I agree just plug away a smaller section at a time and try to refactor as you go.

Can you show some code you are referring to?

On so many of Jeffrey's videos he will "bang out" what works first, but prior to moving on he cleans it up and refactors it so it's clean code.

I basically do the same, a segment at a time, look it over, and refactor as needed.

shez1983's avatar

if its not some topsecret work - share repo/ some code samples for feedback

martinbean's avatar

@randy_johnson No code is “perfect”. It’s all written with various constraints (time, resources) in an ever-shifting landscape (language and library updates, advancements in external fields such as AI, etc).

Instead, just make a list of what is actually “messy” and why. Write down discreet, actionable tasks (like, “improve uploading logic”) rather than something ambiguous and open-ended like “fix messy stuff”. Then, chip away at the list, and keep re-evaluating the items on it. For example, if you can’t proceed with X without first refactoring Y, then do so. But limit the refactoring to just Y, otherwise you’ll drive yourself crazy, will have touched nearly every file in your application, and now have a massive pending merge that massively deviated and increased in scope from what you were initially intending a la Hal from Malcolm in the Middle trying to fix a lightbulb.

simotion's avatar

Not exactly a black and white answer to that. A week could be time well spend to fix technical debt before interest adds up.

Does the pending work require you to interact with that code?
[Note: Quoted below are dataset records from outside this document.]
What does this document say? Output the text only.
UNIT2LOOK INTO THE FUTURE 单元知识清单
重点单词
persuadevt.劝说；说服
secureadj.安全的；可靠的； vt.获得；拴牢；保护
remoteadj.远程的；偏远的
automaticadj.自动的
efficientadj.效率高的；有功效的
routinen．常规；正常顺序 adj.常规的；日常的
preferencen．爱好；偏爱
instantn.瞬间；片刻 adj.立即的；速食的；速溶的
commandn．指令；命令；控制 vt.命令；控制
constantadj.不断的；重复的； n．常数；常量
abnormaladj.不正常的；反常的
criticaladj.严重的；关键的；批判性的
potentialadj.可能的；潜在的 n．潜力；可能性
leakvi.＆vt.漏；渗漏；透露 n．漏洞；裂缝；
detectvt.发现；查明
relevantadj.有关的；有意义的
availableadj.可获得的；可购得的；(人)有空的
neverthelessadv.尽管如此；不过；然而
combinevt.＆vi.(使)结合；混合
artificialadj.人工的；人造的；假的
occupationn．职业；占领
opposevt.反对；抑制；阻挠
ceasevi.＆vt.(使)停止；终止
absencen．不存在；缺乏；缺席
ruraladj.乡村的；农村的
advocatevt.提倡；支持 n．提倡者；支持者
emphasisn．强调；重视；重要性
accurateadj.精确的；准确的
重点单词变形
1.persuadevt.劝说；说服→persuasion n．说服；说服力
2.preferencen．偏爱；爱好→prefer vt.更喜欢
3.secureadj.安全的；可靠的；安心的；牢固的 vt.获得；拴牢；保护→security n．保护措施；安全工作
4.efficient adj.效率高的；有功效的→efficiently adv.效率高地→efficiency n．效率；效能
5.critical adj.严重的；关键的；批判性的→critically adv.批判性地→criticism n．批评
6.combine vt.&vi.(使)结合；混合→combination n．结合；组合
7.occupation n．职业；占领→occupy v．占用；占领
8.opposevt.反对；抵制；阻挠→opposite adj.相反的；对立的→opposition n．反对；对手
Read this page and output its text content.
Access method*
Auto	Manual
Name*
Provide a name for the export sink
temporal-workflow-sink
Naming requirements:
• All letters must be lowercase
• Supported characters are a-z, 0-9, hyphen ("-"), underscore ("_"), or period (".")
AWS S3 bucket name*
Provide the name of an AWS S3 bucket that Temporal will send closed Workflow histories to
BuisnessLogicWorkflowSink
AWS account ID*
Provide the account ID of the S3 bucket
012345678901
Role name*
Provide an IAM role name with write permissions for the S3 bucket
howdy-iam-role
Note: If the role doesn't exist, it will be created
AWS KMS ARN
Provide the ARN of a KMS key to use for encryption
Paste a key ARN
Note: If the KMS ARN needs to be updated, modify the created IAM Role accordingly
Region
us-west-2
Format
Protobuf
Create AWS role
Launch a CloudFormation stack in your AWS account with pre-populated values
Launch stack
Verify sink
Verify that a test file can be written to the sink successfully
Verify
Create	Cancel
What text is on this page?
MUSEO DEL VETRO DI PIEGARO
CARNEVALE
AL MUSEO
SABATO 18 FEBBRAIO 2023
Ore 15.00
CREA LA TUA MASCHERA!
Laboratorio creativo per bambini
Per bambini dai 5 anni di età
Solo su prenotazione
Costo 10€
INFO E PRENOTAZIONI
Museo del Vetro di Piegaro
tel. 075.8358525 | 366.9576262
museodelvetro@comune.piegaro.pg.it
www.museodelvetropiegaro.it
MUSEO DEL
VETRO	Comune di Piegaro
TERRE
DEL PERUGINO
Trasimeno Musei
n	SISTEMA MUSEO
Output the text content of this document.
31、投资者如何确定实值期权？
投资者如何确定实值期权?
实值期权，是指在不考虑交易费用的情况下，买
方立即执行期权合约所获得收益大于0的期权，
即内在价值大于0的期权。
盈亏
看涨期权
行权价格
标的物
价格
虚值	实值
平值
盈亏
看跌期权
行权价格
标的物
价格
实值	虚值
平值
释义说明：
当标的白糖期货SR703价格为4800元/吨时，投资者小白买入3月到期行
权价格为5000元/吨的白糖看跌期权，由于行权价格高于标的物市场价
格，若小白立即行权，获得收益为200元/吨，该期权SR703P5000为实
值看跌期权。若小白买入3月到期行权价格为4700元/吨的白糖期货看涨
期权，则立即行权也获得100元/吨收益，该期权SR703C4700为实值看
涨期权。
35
For example, does the code you have now contain service classes that you need to use in your pending work?

If so, take time to refactor, because delaying it will increase your technical debt.

If it's very loosely coupled, works and doesn't have an impact on your pending work; I would focus on finishing the MVP and refactor later on.

No code is ever perfect, and perfection is the enemy of good. Striving for perfection will delay your product and many projects have never been finished that way. Trust me, we've all been there.

Get your MVP ready. Once there's cashflow start refactoring.

My strategy while coding is:

  • Abstract where needed
    • form validation always in formrequest classes
    • business logic in service classes immediately
    • keep controllers (c)lean
    • build controllers for every endpoint instead of using closures inside your routes file

Even if the service classes or form request classes get messy, it's contained and you can optimize later on. Even if a model becomes a god class, it's contained to that model.

Just make sure you don't cram everything from validation to business logic inside the controller(s), because that gets messy real quick.

If a service class get's messy, it's easy to optimize later on.

Oh, en build tests from the get go. Your future self will thank you for it.